Chapter three covers one day, from seven in the morning until the evening. It is the first day of Meursault's trial. He is taken from the prison in a police van and is surprised to find the courtroom crowded when he gets inside. It is summer time and the room is stifling. By the end of the day the judges, the jury, the legal teams and the journalists will all be issued with straw fans. Spectators fan themselves with newspapers. Before the trial begins one of the reporters tells Meursault that they've blown his case up a bit. Meursault notices that the policemen who brought him into the courtroom, the journalists and the legal teams are all very friendly towards each other and Meursault gets the impression that they are all in some kind of club together. As the trial is starting, he notices one of the journalists is different to the others, he is younger and instead of picking up his pen he looks right at Meursault. The names of the witnesses are called out, none of them are Arabs but all European Algerians, people from the home and Meursault's friends. He notices the strange robotic woman from the restaurant sitting next to Céleste. The presiding Judge sets the tone of the trial when he immediately asks Meursault about his relationship with his mother. Meursault is confused by the proceedings and is taken back to the prison when the session breaks for lunch. When he returns that afternoon, he hears the witnesses testimonies. Meursault is greatly moved by Céleste's attempt to paint him in a positive light. The warden and the caretaker from the home are encouraged by the prosecutor to say damning things about Meursault's behaviour and the accounts his friends give of him are torn apart. The lawyer for Meursault puts up a feeble defence. The hearing is adjourned and Meursault is packed into the van and driven back to prison. On the way he hears the familiar sounds of the town he loves at a time of day he used to feel happy.

“I said to the policeman, 'What a lot of people!' He replied that it was because of the papers and he pointed to a group standing by the table under the jury-box. He said, 'That's them.'”

Meursault's trial is supposed to be a small affair that will be cleared away quickly, according to his lawyer. The next case up is a parricide and that's going to be a big one. However, the papers must be publishing some intriguing stuff about Meursault, more than the simple story we'd expect, ‘Arab killed in fight with European on the beach’. In 1930s Algiers, this wouldn't be too sensational a story. So how is Meursault's case being presented in the papers to draw such a crowd? We don’t know because Meursault doesn’t know.

“... the journalist turned to me and smiled. He told me that he hoped everything would go well for me. I thanked him and he added, 'you know we've blown your case up a bit.'"

Meursault doesn't know, he hasn't been given the papers to read. The journalist appears a bit two-faced, he's smiling and wishing Meursault good luck but has probably written some sensational, and damning, articles about him. Note that the journalist is playing the game, it is summer silly season with no good news stories, so the papers just have to make them up.

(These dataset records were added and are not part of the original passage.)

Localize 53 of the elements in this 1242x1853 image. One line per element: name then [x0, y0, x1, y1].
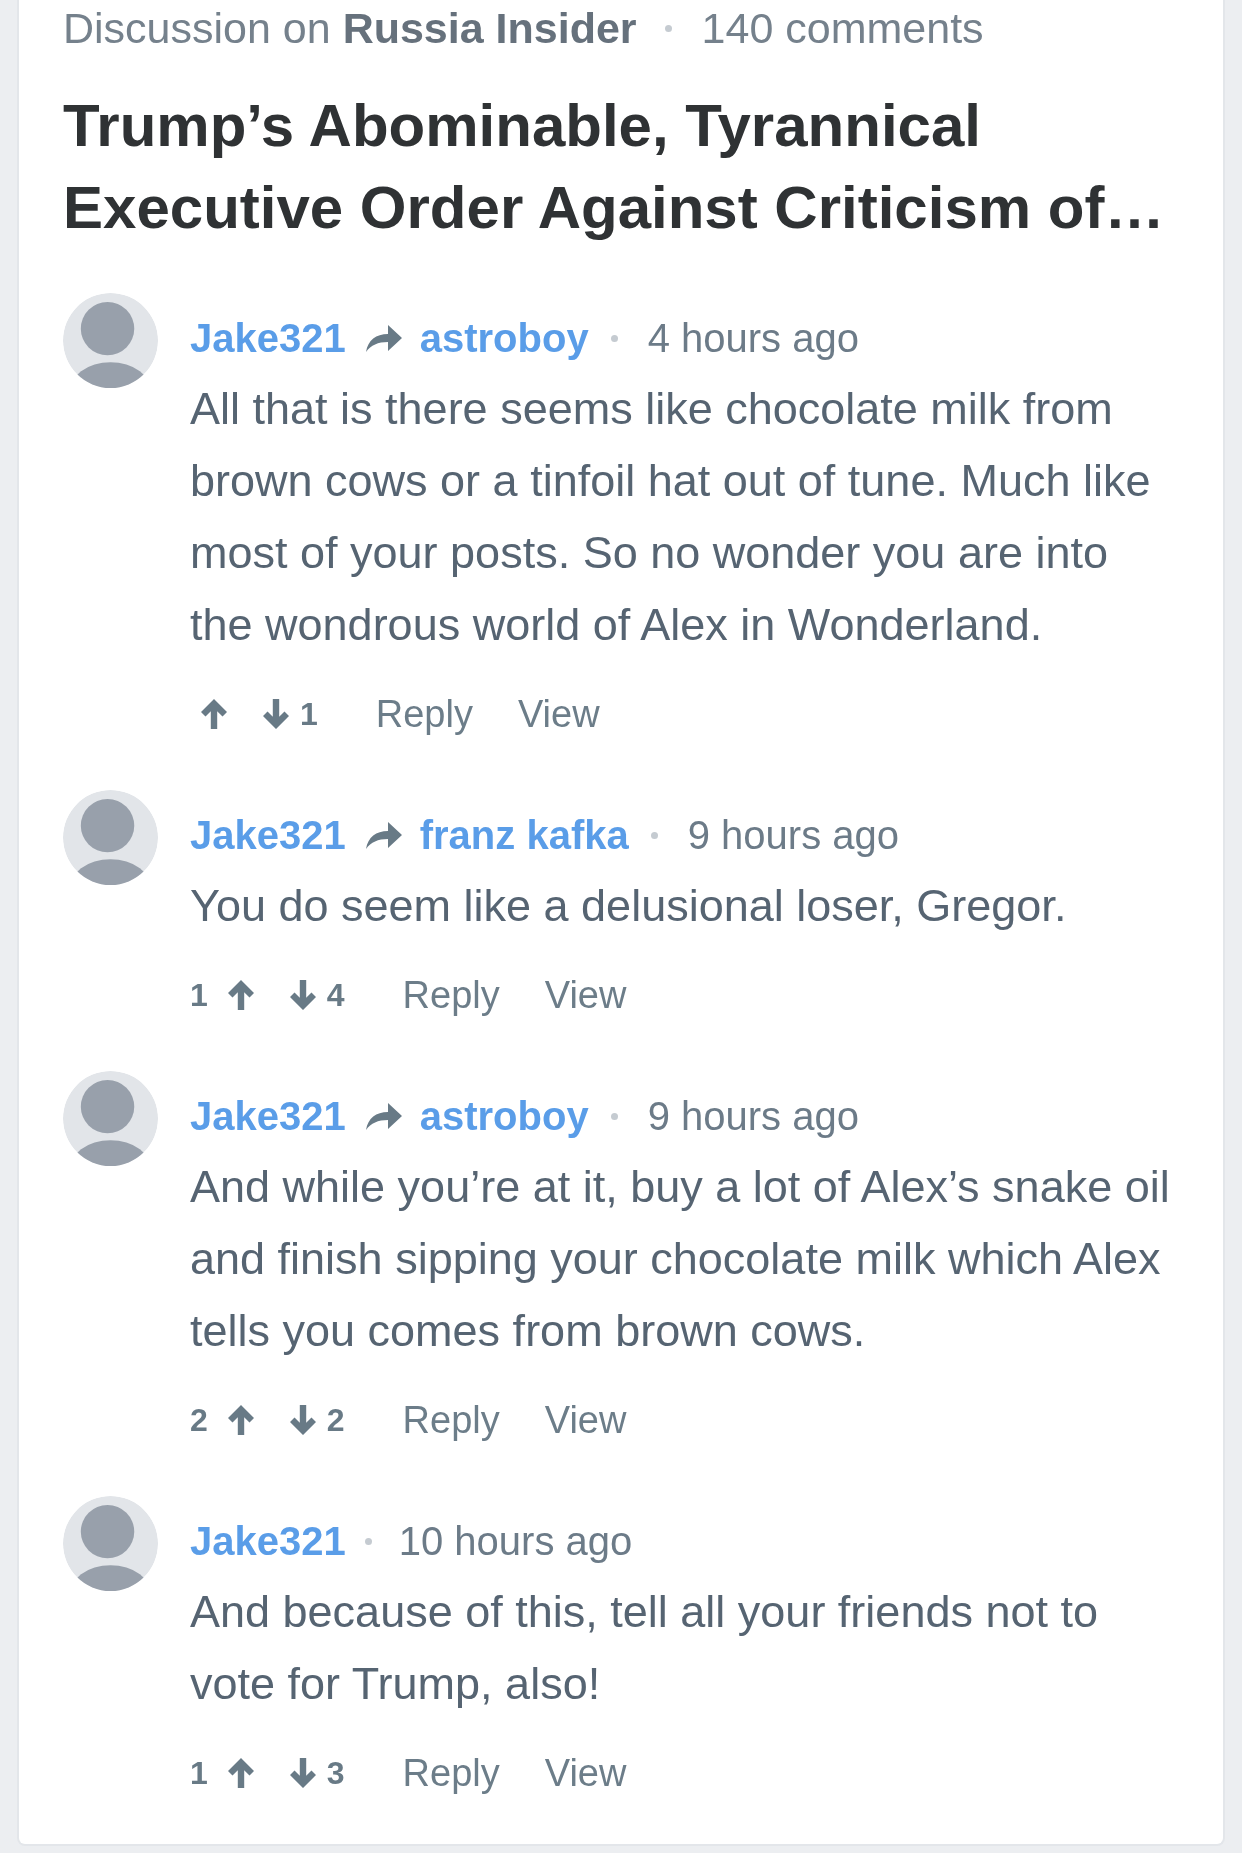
arrow-up-icon	[201, 699, 227, 729]
arrow-up-icon	[227, 1758, 254, 1788]
article-title: Trump’s Abominable, Tyrannical Executive Order Against Criticism of…	[63, 91, 1166, 243]
reply-to-link[interactable]: franz kafka	[419, 812, 629, 858]
view-link[interactable]: View	[544, 1751, 627, 1795]
upvote-button[interactable]: 2	[190, 1401, 254, 1439]
reply-link[interactable]: Reply	[402, 1398, 500, 1442]
comment-text: And because of this, tell all your friends not to vote for Trump, also!	[190, 1585, 1100, 1711]
arrow-down-icon	[263, 699, 289, 729]
view-link[interactable]: View	[517, 692, 600, 736]
separator-dot-icon	[610, 334, 618, 342]
timestamp: 9 hours ago	[647, 1093, 859, 1139]
reply-link[interactable]: Reply	[402, 1751, 500, 1795]
arrow-up-icon	[227, 980, 254, 1010]
curved-arrow-icon	[364, 820, 403, 850]
comment-text: And while you’re at it, buy a lot of Alex’s snake oil and finish sipping your chocolate milk which Alex tells you comes from brown cows.	[190, 1160, 1171, 1358]
separator-dot-icon	[650, 831, 658, 839]
avatar-icon[interactable]	[63, 1071, 158, 1166]
comment-count: 140 comments	[701, 3, 984, 53]
avatar-icon[interactable]	[63, 1496, 158, 1591]
separator-dot-icon	[664, 24, 672, 32]
discussion-source: Discussion on Russia Insider	[63, 3, 637, 53]
curved-arrow-icon	[364, 323, 403, 353]
view-link[interactable]: View	[544, 973, 627, 1017]
timestamp: 9 hours ago	[687, 812, 899, 858]
upvote-button[interactable]: 1	[190, 1754, 254, 1792]
author-link[interactable]: Jake321	[190, 1093, 346, 1139]
author-link[interactable]: Jake321	[190, 1518, 346, 1564]
separator-dot-icon	[610, 1112, 618, 1120]
comment-text: You do seem like a delusional loser, Gregor.	[190, 879, 1068, 933]
upvote-button[interactable]: 1	[190, 976, 254, 1014]
arrow-down-icon	[289, 1758, 316, 1788]
arrow-up-icon	[227, 1405, 254, 1435]
reply-link[interactable]: Reply	[402, 973, 500, 1017]
avatar-icon[interactable]	[63, 293, 158, 388]
downvote-button[interactable]: 2	[289, 1401, 345, 1439]
reply-to-link[interactable]: astroboy	[419, 1093, 589, 1139]
arrow-down-icon	[289, 980, 316, 1010]
curved-arrow-icon	[364, 1101, 403, 1131]
downvote-button[interactable]: 4	[289, 976, 345, 1014]
timestamp: 10 hours ago	[398, 1518, 633, 1564]
reply-link[interactable]: Reply	[375, 692, 473, 736]
downvote-button[interactable]: 3	[289, 1754, 345, 1792]
arrow-down-icon	[289, 1405, 316, 1435]
comment-text: All that is there seems like chocolate milk from brown cows or a tinfoil hat out of tune. Much like most of your posts. So no wonder you are into the wondrous world of Alex in Wonderland.	[190, 382, 1152, 652]
author-link[interactable]: Jake321	[190, 812, 346, 858]
separator-dot-icon	[364, 1537, 372, 1545]
author-link[interactable]: Jake321	[190, 315, 346, 361]
avatar-icon[interactable]	[63, 790, 158, 885]
timestamp: 4 hours ago	[647, 315, 859, 361]
reply-to-link[interactable]: astroboy	[419, 315, 589, 361]
view-link[interactable]: View	[544, 1398, 627, 1442]
downvote-button[interactable]: 1	[263, 695, 318, 733]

The special correspondent from the Paris papers

He's in Algiers to cover the parricide but has now been asked to send a report on Meursault's trial too. A fight on the beach between a pied-noir and an Arab in Algeria is not going to interest Parisian readers. Meursault's case must have really be sensationalized for the Paris papers to become interested.

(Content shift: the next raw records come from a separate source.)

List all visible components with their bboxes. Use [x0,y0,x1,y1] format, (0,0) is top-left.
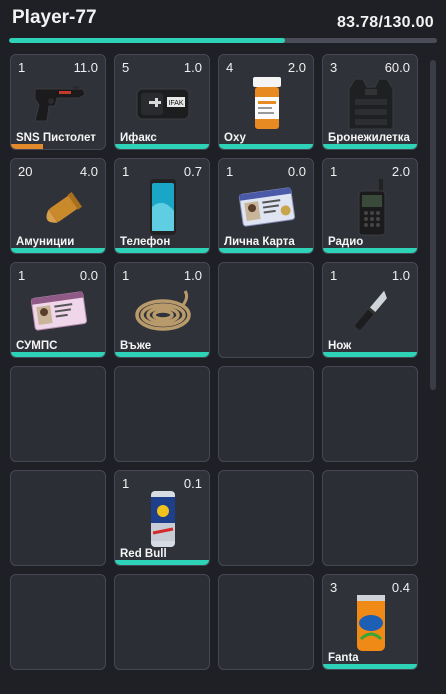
empty-inventory-slot[interactable] [218,366,314,462]
item-durability-bar [11,352,105,357]
item-count: 1 [18,60,26,75]
inventory-slot-id-card[interactable]: 1 0.0 Лична Карта [218,158,314,254]
item-count: 1 [226,164,234,179]
item-count: 1 [330,268,338,283]
item-durability-bar [323,664,417,669]
item-label: SNS Пистолет [16,132,96,144]
item-label: Телефон [120,236,171,248]
empty-inventory-slot[interactable] [322,470,418,566]
soda-can-icon [341,593,401,653]
ifak-icon: IFAK [133,73,193,133]
inventory-slot-armor-vest[interactable]: 3 60.0 Бронежилетка [322,54,418,150]
inventory-grid: 1 11.0 SNS Пистолет 5 1.0 IFAK Ифакс 4 2.0 Оху 3 60… [10,54,426,694]
license-card-icon [29,281,89,341]
weight-capacity-text: 83.78/130.00 [336,14,434,31]
scrollbar-thumb[interactable] [430,60,436,390]
weight-progress-bar [9,38,437,43]
item-count: 1 [18,268,26,283]
inventory-slot-pills[interactable]: 4 2.0 Оху [218,54,314,150]
item-count: 3 [330,580,338,595]
item-count: 1 [122,268,130,283]
inventory-slot-pistol[interactable]: 1 11.0 SNS Пистолет [10,54,106,150]
item-label: Амуниции [16,236,75,248]
empty-inventory-slot[interactable] [322,366,418,462]
inventory-slot-phone[interactable]: 1 0.7 Телефон [114,158,210,254]
inventory-slot-red-bull[interactable]: 1 0.1 Red Bull [114,470,210,566]
inventory-header: Player-77 83.78/130.00 [0,0,446,48]
radio-icon [341,177,401,237]
item-count: 1 [122,476,130,491]
empty-inventory-slot[interactable] [10,574,106,670]
item-durability-bar [219,144,313,149]
rope-icon [133,281,193,341]
item-label: СУМПС [16,340,58,352]
item-label: Red Bull [120,548,167,560]
phone-icon [133,177,193,237]
empty-inventory-slot[interactable] [218,262,314,358]
id-card-icon [237,177,297,237]
empty-inventory-slot[interactable] [114,366,210,462]
item-durability-bar [219,248,313,253]
item-durability-bar [323,144,417,149]
item-count: 5 [122,60,130,75]
empty-inventory-slot[interactable] [218,470,314,566]
inventory-slot-rope[interactable]: 1 1.0 Въже [114,262,210,358]
item-durability-bar [11,248,105,253]
empty-inventory-slot[interactable] [10,366,106,462]
inventory-slot-knife[interactable]: 1 1.0 Нож [322,262,418,358]
item-count: 3 [330,60,338,75]
item-label: Оху [224,132,246,144]
item-count: 4 [226,60,234,75]
weight-progress-fill [9,38,285,43]
item-durability-bar [115,352,209,357]
item-count: 1 [330,164,338,179]
empty-inventory-slot[interactable] [114,574,210,670]
inventory-slot-radio[interactable]: 1 2.0 Радио [322,158,418,254]
item-label: Ифакс [120,132,157,144]
player-name: Player-77 [12,7,97,28]
inventory-slot-ammo[interactable]: 20 4.0 Амуниции [10,158,106,254]
pill-bottle-icon [237,73,297,133]
item-label: Нож [328,340,352,352]
item-label: Въже [120,340,152,352]
empty-inventory-slot[interactable] [218,574,314,670]
item-label: Бронежилетка [328,132,410,144]
item-label: Fanta [328,652,359,664]
item-durability-bar [115,144,209,149]
energy-drink-can-icon [133,489,193,549]
inventory-slot-fanta[interactable]: 3 0.4 Fanta [322,574,418,670]
item-durability-bar [115,248,209,253]
item-durability-bar [11,144,43,149]
item-durability-bar [323,352,417,357]
svg-text:IFAK: IFAK [168,100,184,107]
item-durability-bar [323,248,417,253]
inventory-slot-ifak[interactable]: 5 1.0 IFAK Ифакс [114,54,210,150]
item-durability-bar [115,560,209,565]
item-label: Лична Карта [224,236,295,248]
knife-icon [341,281,401,341]
inventory-slot-license-card[interactable]: 1 0.0 СУМПС [10,262,106,358]
item-count: 1 [122,164,130,179]
armor-vest-icon [341,73,401,133]
empty-inventory-slot[interactable] [10,470,106,566]
item-label: Радио [328,236,364,248]
pistol-icon [29,73,89,133]
inventory-scrollbar[interactable] [430,60,436,390]
bullet-icon [29,177,89,237]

The friendly club house atmosphere

Meursault remarks on the friendly way the policeman, reporters and lawyers treat each other. They all seem to be members of the same club, all “happy to find themselves in a familiar world.” Is it all just fun and games for them?

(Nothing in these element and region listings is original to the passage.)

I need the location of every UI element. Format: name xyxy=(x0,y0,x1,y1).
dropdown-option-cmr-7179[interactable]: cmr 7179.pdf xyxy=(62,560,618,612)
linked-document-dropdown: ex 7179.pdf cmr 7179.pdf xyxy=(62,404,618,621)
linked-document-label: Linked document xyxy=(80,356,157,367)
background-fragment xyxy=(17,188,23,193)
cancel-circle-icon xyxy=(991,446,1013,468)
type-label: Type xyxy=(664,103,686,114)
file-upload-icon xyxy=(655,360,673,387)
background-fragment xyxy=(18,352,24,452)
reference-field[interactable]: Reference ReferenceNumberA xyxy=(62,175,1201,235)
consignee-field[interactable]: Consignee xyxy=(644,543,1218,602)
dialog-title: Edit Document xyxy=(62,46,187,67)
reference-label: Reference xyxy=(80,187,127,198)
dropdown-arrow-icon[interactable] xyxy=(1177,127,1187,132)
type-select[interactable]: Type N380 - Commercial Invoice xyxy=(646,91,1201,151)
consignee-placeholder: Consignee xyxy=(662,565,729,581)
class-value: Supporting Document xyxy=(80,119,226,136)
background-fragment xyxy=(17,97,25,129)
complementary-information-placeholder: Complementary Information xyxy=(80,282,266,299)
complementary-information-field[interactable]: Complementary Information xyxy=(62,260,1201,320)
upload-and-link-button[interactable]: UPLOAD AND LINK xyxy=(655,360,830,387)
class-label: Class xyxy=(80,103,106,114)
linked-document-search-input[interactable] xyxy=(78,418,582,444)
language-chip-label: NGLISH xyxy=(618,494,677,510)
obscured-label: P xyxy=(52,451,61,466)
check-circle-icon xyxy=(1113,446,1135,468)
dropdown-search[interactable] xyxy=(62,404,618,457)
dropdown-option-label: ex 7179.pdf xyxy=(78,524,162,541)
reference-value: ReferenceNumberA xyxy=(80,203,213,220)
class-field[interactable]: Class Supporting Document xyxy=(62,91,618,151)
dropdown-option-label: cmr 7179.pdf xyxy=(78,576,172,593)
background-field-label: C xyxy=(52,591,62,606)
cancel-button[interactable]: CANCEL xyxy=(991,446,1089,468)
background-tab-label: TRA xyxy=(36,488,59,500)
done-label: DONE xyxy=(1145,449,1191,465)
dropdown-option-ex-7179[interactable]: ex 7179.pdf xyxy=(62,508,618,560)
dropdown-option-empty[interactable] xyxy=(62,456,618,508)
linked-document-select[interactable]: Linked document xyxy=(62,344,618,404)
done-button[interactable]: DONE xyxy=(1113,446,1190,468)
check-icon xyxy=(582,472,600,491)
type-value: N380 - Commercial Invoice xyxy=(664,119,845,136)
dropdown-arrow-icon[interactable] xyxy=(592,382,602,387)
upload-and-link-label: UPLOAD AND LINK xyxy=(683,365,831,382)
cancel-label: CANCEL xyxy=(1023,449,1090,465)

“And I had the peculiar impression of being watched by myself.”

Camus writes a little cameo for himself. He was a court reporter and was younger than the other journalists. He also wore a blue flannel suit. Camus would take the side of the defendant and expose court corruption when he saw it. In The Stranger Camus writes himself as different to the other reporters. They all have pens poised, his is left lying in front of him as he looks at Meursault.

The strange robotic woman

She's at the trial too, watching Meursault. He will be conscious of her, and the young reporter, watching him throughout the trial.

The warden's testimony

He tells the court that Meursault's mother had reproached her son for sending her to a home. He had just said that the residents would often complain about their relatives but when the judge asks him to be specific about Meursault's mother reproaching him he just says 'yes' without repeating the further detail that all residents make similar complaints. He says that Meursault hadn't wanted to see his mother, but we know that he did ask to see her straight away but was told by the caretaker that he had to see the warden first. The warden goes on to give other details such as Meursault not crying or knowing his mother's exact age.

“... for the first time in years, I stupidly felt like crying because I could tell much all these people hated me.”

An emotional response from a previously unemotional Meursault. Feelings must be running pretty high in the courtroom for Meursault to feel this hate so keenly. If Meursault believes nothing matters and everything is pointless then why does what others think of him upset him?

The caretaker and Pérez

The caretaker provides more details about Meursault's behaviour at the funeral. He talks about the coffee and cigarettes and this is used against Meursault. His lawyer tries to suggest that since the caretaker offered the coffee and also smoked that Meursault can't be blamed but the prosecutor merely points out that the caretaker was not the deceased son and doesn't have the same duty towards her. Why does Meursault's lawyer play the prosecutor's game; instead of quibbling why not reject this line of questioning as irrelevant and absurd?

“Here we have the epitome of this trial. Everything is true and yet nothing is true!”

Meursault's lawyer is right. None of what has been said is untrue but none of it concerns the truth they are here to ascertain, what exactly Meursault is guilty of and his proper punishment. The lawyer is protesting the prosecutor’s approach but is not being active himself.

Meursault's friends
It is a testament to Mersault that he has friends who are willing to try and speak up for him. Everyone we have been introduced to, except for Emmanuel and Meursault's boss are present in court. Emmanuel means ‘God is with us’ – is his absence Camus’ way of saying God is not with them? Céleste, who is Camus' favourite character, tries to speak up for Meursault and tells the court that the killing was a mishap. Marie is made to say the truth that she met Meursault the day after the funeral, saw a comedy and when back to his apartment but tearfully attempts to convince the jury that the picture being painted by these brute facts is distorted. Her testimony is quite damaging to Meursault and the people don't pay attention to Masson, who says Meursault is honest and decent, or to Salamano who tries to correct the distorted image of Meursault's behaviour towards his mother. Raymond is used by the prosecutor to damn Meursault by association. It's surprising that Meursault's lawyer doesn't use Raymond's testimony to establish that the Arab was armed, dangerous and had already violently attacked one of Meursault's friends, slashing him in the face.

“But after all, is he being accused of burying his mother or of killing a man?”

The lawyer draws attention to the absurdity of the trial and people laugh, like they laughed when he pointed out that if Pérez hadn't noticed Meursault cry he hadn't noticed him not cry either. But it's not enough. The prosecutor manages to quickly swing the room back round to his way of thinking.

“As if a familiar journey under a summer sky could as easily end in prison as in innocent sleep.”

As he leaves to court to the sounds and smells of the town Meursault loves are all familiar to him. They are the same as they were long ago when he was traveling home to go to bed and fall into an easy sleep. But this time he is going back to his cell, to spend the night before returning the court the next day. He used to be happy during these summer evenings but although this summer evening is no different to those previous ones, Meursault is not happy now. Why can't Meursault be happy now? Is it just because he is locked in the police van, could he be happy if they let him walk back to the prison, through the town? Could we then imagine Meursault happy as Camus asks us to imagine Sisyphus happy as he walks back down the mountain to pick up his rock?